Think about it: Have you ever wondered why people obviously
in their 20s or 30s were playing teens on a movie or your favorite TV show?
Close your eyes for a moment, watch the faces flash by, and at the end of the
slideshow, look for the dollar signs.
Child actors are a costly proposition, with productions
having to provide tutoring – depending on the size of role – and an adult
guardian to follow the kids around in the workplace. No question that it’s a
necessary protection to prevent kids from being exploited, but the often razor
thin line between profitability and loss means that, if producers can pick
between hiring a 15-year-old and an 18-year-old to play 15, they’ll choose the
latter 99 times out of 100.
That’s why casting notices, especially in theatre, are
looking for actors who are under 4 foot, 10 inches. Once you hit puberty, you
enter what is called “the dead zone.”
••••••
One of the many challenges of casting a show like “Billy
Elliot” is that you must find boys who can dance, sing, and act – and still
look and sound like a boy who hasn’t gone through puberty.
“They come into the show knowing
it’s a temporary moment in time,” says Nora Brennan, the
children’s casting director.
Over the past five years, Brennan has seen thousands of boys
as the children’s casting director for the Broadway and touring productions.
Sixteen boys played Billy on Broadway and 19 have performed in the role on the
two-plus U.S. tours. The average run for a Billy is nine months to a year.

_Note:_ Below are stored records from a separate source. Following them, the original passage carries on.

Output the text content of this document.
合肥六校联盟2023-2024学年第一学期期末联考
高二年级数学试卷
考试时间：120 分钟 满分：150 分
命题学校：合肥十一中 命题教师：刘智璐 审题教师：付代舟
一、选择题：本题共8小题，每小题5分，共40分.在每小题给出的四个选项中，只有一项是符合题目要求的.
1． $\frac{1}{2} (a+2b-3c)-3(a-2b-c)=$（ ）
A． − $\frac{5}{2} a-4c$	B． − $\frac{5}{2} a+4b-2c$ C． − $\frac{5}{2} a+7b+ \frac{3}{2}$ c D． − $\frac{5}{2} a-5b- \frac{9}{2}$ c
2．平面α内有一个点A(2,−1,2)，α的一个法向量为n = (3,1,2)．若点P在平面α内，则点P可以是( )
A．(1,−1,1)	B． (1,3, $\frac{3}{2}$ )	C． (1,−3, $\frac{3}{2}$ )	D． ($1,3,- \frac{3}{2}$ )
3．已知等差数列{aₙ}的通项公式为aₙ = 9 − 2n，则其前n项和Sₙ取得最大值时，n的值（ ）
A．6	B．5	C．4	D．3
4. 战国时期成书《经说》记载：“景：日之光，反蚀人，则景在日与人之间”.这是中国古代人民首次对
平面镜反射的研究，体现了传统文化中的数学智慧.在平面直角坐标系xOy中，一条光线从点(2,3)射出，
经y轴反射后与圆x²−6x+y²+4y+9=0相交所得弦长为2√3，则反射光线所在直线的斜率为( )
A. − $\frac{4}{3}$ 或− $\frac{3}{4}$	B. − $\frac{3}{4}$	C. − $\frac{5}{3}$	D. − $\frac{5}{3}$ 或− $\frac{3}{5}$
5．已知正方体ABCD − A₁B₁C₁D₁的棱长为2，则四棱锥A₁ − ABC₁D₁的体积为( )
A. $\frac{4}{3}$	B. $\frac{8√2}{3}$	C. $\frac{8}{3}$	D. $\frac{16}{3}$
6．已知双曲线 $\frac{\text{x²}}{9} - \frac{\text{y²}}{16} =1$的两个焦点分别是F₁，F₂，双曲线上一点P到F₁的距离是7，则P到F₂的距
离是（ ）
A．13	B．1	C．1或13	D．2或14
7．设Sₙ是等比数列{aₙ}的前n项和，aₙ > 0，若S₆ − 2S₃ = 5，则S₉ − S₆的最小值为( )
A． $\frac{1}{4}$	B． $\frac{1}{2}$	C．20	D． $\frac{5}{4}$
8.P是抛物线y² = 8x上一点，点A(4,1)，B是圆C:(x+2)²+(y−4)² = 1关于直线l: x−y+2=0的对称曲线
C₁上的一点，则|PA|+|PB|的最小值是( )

The physical requirements for a Billy are immense: In
addition to being on stage in almost every scene during a 2 hour and 45 minute
show, the character does ballet, tap, acrobatics in addition to acting and
singing, all in a Northern English accent. As a rule, Billys perform two times
a week; when they’re not on stage, they are in tutoring, taking dance classes,
and rehearsing.
Later this month, our son will be the 20th tour
Billy, which director Stephen Daldry describes as “playing Hamlet while running
a marathon.” Andrea McArdle, star of the original “Annie” — another iconic
child role — told the New York Times
that, “Physically, Billy is way beyond Annie.”
Ben’s first audition for the role was almost five years ago,
several months before the Broadway run opened. Every several months, he was
called back — a nerve racking experience for him and his parents — and then
returned home with advice for ways to improve.
And he did, even as other theatre opportunities came up.
Multiple times, our hopes were raised, then no word. As our son became a teen,
Billy was the role that perhaps he was destined not to perform.
••••••
In June 2010, Ben was cast as Tall Boy and a Michael
understudy — the show has only three roles for older boys — in the Broadway
company. For a time, he roomed with one of the Billys (Jacob Clemente) and
watched, listened, and learned from the others.
Ironically, it was during the Broadway run that Ben grew
into the role, even as we hoped he wouldn’t grow — physically at least — too
much. As we watched the other boys cycle through the show, we saw them hit
puberty and listened as their voices changed — occasionally painfully.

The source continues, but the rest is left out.